In the past, in Christian art and pious legends, thorny plants have symbolized suffering. The most familiar example, is, of course, Christ’s Passion, when he wore a crown of thorns on the Cross.
Thorns carry several meanings — they can also represent moral courage, endurance, victory, protection, salvation, and conquering adversity.
Thorns and their meaning
The Cardoon or Artichoke Thistle (Cynara cardunculus) stems are recorded in Greek and Roman cuisine. They remained a popular food throughout the region until the 19th century. In art, the plant alludes to man’s need to labor for his food after the expulsion from Eden, and as such to labor through his inclination to sin to achieve the food of salvation — Jesus.
An easily recognized thistle is the Scottish thistle (Onopordum acanthium), which is symbolic of protection. It is said that armies invading Scotland were thwarted by this plant’s defensive nature. The Order of the Thistle was founded in 1540 by King James V, who created it for himself and 12 of his knights, “in allusion to the Blessed Savior and his Twelve Apostles.”
In a pious legend of King Charlemagne, it is said that his army was dying of the plague when an angel appeared to him in a dream and told him to shoot an arrow into the air and whatever plant the arrow landed upon, he was to feed his soldiers with. Charlemagne did as the angel instructed; his arrow landed in a patch of milk thistle (Silybum marianum), thereafter renamed Holy Thistle. He had all his men eat the plant, and all were saved and continued the holy fight for Christianity.
Historically the Benedictine monks grew the Blessed Thistle (Cnicus benedictus) as a cure-all; it was believed to be especially effective in curing smallpox. It is a yellow-flowered thistle that has been used medicinally — for internal and external ailments — for over 2,000 years.
Thorns and flowers on the Shroud of Turin
We have read in the Bible that the torture endured by Our Lord during his Passion began with cruelty at the hands of Pilate’s soldiers. It was those brutes that gave Our Lord his first crown — that of thorns — which became, along with the cross, a symbol of victory over evil. Here is where we come to know the most notorious of all thistles, the Carduus and the Gundelia tournefortii, the thistles found on the Shroud of Turin.

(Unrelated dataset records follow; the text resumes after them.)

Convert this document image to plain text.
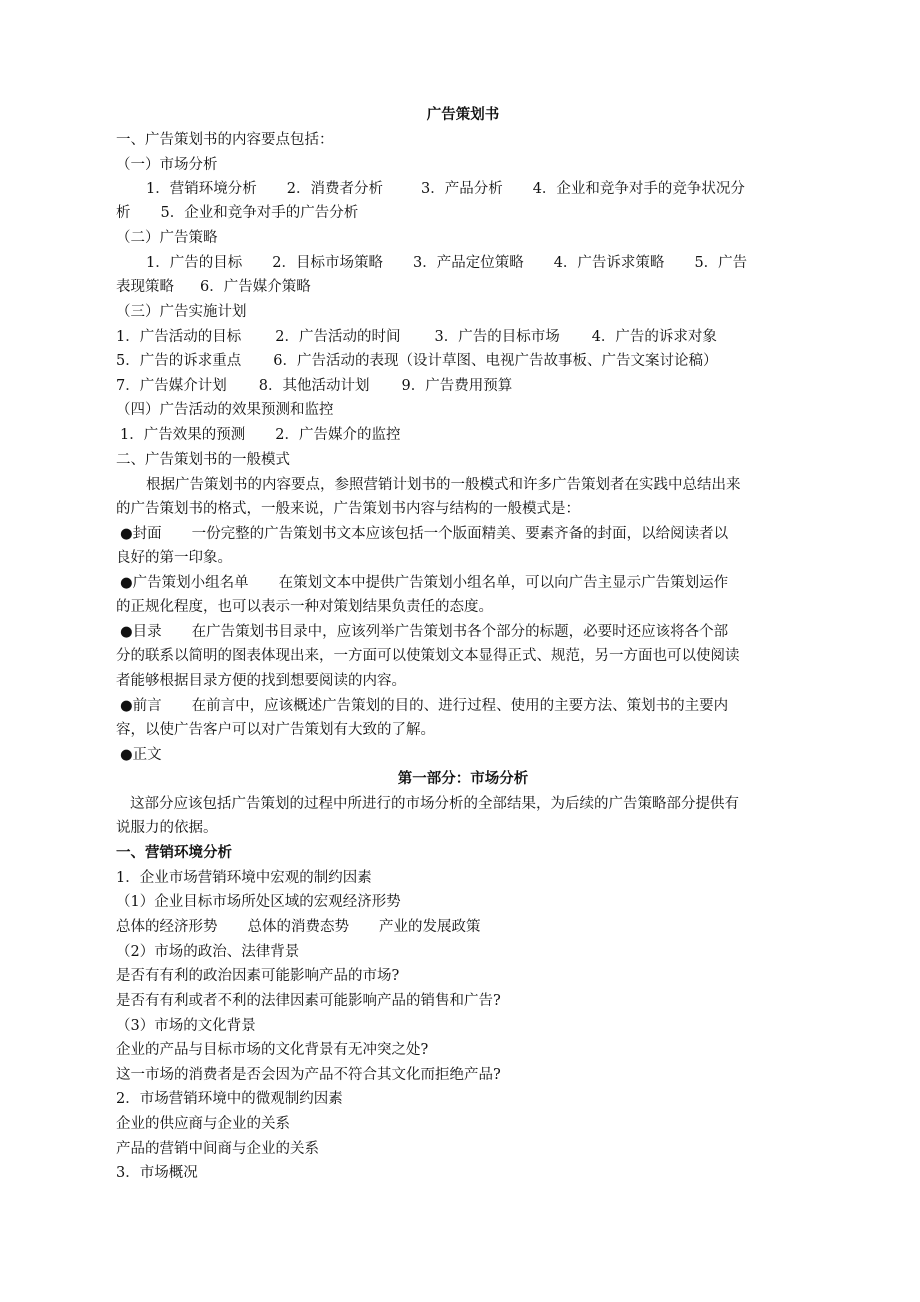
广告策划书
一、广告策划书的内容要点包括：
（一）市场分析
1．营销环境分析 2．消费者分析	3．产品分析 4．企业和竞争对手的竞争状况分
析 5．企业和竞争对手的广告分析
（二）广告策略
1．广告的目标 2．目标市场策略 3．产品定位策略 4．广告诉求策略 5．广告
表现策略 6．广告媒介策略
（三）广告实施计划
1．广告活动的目标 2．广告活动的时间 3．广告的目标市场 4．广告的诉求对象
5．广告的诉求重点 6．广告活动的表现（设计草图、电视广告故事板、广告文案讨论稿）
7．广告媒介计划 8．其他活动计划 9．广告费用预算
（四）广告活动的效果预测和监控
1．广告效果的预测 2．广告媒介的监控
二、广告策划书的一般模式
根据广告策划书的内容要点，参照营销计划书的一般模式和许多广告策划者在实践中总结出来
的广告策划书的格式，一般来说，广告策划书内容与结构的一般模式是：
●封面 一份完整的广告策划书文本应该包括一个版面精美、要素齐备的封面，以给阅读者以
良好的第一印象。
●广告策划小组名单 在策划文本中提供广告策划小组名单，可以向广告主显示广告策划运作
的正规化程度，也可以表示一种对策划结果负责任的态度。
●目录 在广告策划书目录中，应该列举广告策划书各个部分的标题，必要时还应该将各个部
分的联系以简明的图表体现出来，一方面可以使策划文本显得正式、规范，另一方面也可以使阅读
者能够根据目录方便的找到想要阅读的内容。
●前言 在前言中，应该概述广告策划的目的、进行过程、使用的主要方法、策划书的主要内
容，以使广告客户可以对广告策划有大致的了解。
●正文
第一部分：市场分析
这部分应该包括广告策划的过程中所进行的市场分析的全部结果，为后续的广告策略部分提供有
说服力的依据。
一、营销环境分析
1．企业市场营销环境中宏观的制约因素
（1）企业目标市场所处区域的宏观经济形势
总体的经济形势 总体的消费态势 产业的发展政策
（2）市场的政治、法律背景
是否有有利的政治因素可能影响产品的市场?
是否有有利或者不利的法律因素可能影响产品的销售和广告?
（3）市场的文化背景
企业的产品与目标市场的文化背景有无冲突之处?
这一市场的消费者是否会因为产品不符合其文化而拒绝产品?
2．市场营销环境中的微观制约因素
企业的供应商与企业的关系
产品的营销中间商与企业的关系
3．市场概况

Experts in the natural sciences began examining the shroud toward the end of the 19th century. Botanical experts on the research team found the imprints of plants and grains of pollen that can serve as seasonal and geographic indicators.
Four plants on the shroud are significant because, as researchers Danin and Baruch report, “the assemblage … occurs in only one rather small spot on earth, this being the Judean mountains and the Judean Desert of Israel, in the vicinity of Jerusalem.”

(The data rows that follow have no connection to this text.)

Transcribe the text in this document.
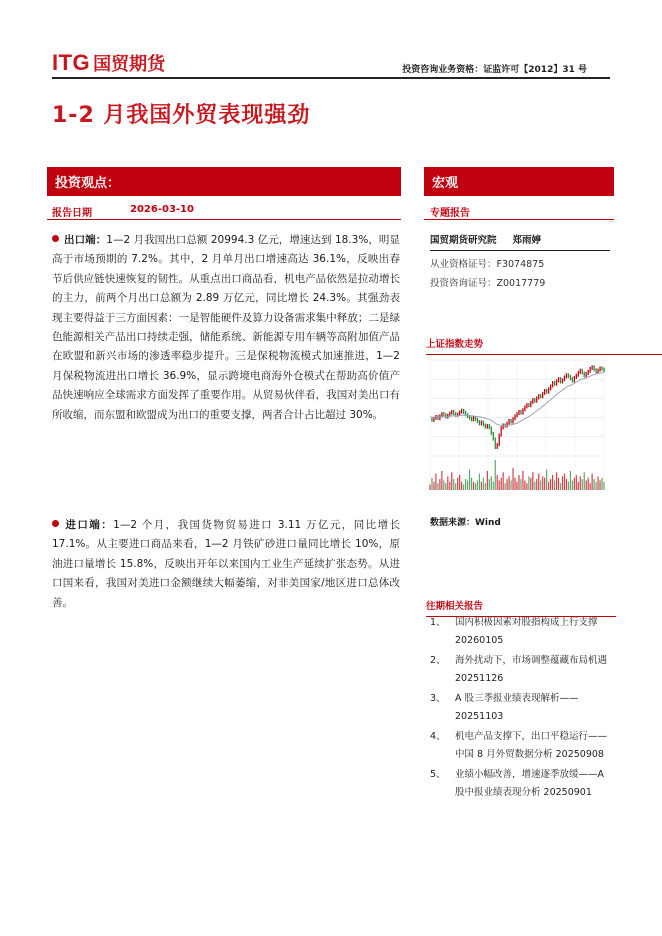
ITG 国贸期货	投资咨询业务资格：证监许可【2012】31 号
1-2 月我国外贸表现强劲
投资观点：
报告日期	2026-03-10
出口端：1—2 月我国出口总额 20994.3 亿元，增速达到 18.3%，明显高于市场预期的 7.2%。其中，2 月单月出口增速高达 36.1%，反映出春节后供应链快速恢复的韧性。从重点出口商品看，机电产品依然是拉动增长的主力，前两个月出口总额为 2.89 万亿元，同比增长 24.3%。其强劲表现主要得益于三方面因素：一是智能硬件及算力设备需求集中释放；二是绿色能源相关产品出口持续走强，储能系统、新能源专用车辆等高附加值产品在欧盟和新兴市场的渗透率稳步提升。三是保税物流模式加速推进，1—2 月保税物流进出口增长 36.9%，显示跨境电商海外仓模式在帮助高价值产品快速响应全球需求方面发挥了重要作用。从贸易伙伴看，我国对美出口有所收缩，而东盟和欧盟成为出口的重要支撑，两者合计占比超过 30%。
进口端：1—2 个月，我国货物贸易进口 3.11 万亿元，同比增长 17.1%。从主要进口商品来看，1—2 月铁矿砂进口量同比增长 10%，原油进口量增长 15.8%，反映出开年以来国内工业生产延续扩张态势。从进口国来看，我国对美进口金额继续大幅萎缩，对非美国家/地区进口总体改善。
宏观
专题报告
国贸期货研究院 郑雨婷
从业资格证号：F3074875
投资咨询证号：Z0017779
上证指数走势
数据来源：Wind
往期相关报告
1、 国内积极因素对股指构成上行支撑 20260105
2、 海外扰动下，市场调整蕴藏布局机遇 20251126
3、 A 股三季报业绩表现解析——20251103
4、 机电产品支撑下，出口平稳运行——中国 8 月外贸数据分析 20250908
5、 业绩小幅改善，增速逐季放缓——A 股中报业绩表现分析 20250901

These experts succeeded in identifying 36 species of plants on the shroud. They discovered that almost all of the flower images remaining on the cloth, and the highest concentration of pollens, were where the head of the corpus would have been lying. (Editor’s note: See the author’s The Catholic Gardener’s Spiritual Almanac, 149-151, for more on this subject.)

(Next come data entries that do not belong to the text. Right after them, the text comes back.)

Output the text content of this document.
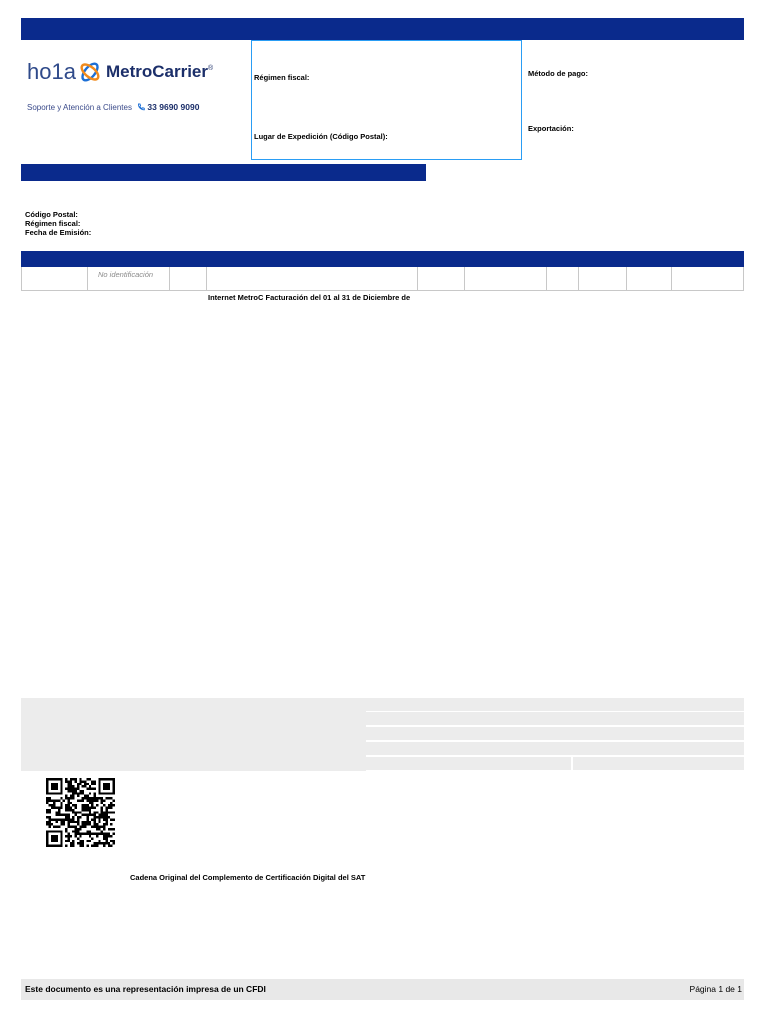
ho1a MetroCarrier ®
Soporte y Atención a Clientes 33 9690 9090
Régimen fiscal:
Lugar de Expedición (Código Postal):
Método de pago:
Exportación:
Código Postal:
Régimen fiscal:
Fecha de Emisión:
No identificación
Internet MetroC Facturación del 01 al 31 de Diciembre de
Cadena Original del Complemento de Certificación Digital del SAT
Este documento es una representación impresa de un CFDI	Página 1 de 1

The botanists found several factors of particular interest to those studying, even doubting, the authenticity of the shroud. These are some of their findings:
- All the plants are ones that grow in Israel. Of these, 20 are known to grow in Jerusalem itself and eight others grow in the vicinity in the Judean desert or the Dead Sea area.
- Although some of these plants are also found in Europe, 14 of the plants grow only in the Middle East.
- Twenty-seven of the plants bloom in the springtime at the same time as the Jewish Passover.
- Zygophyllum dumosum has both pollen as well as an image on the shroud and grows only in Israel, Jordan and the Sinai region.
- Gundelia tournefortii (most frequent of the pollens found by the scientist on the shroud, and indicative of season) was the plant material found where the Crown of Thorns was imprinted around the head on the cloth.
During Lent we look to where our weaknesses are, the “thorn in our side” that calls us to dependence on Our Lord — whose first crown was worn while enduring suffering for the sake of us.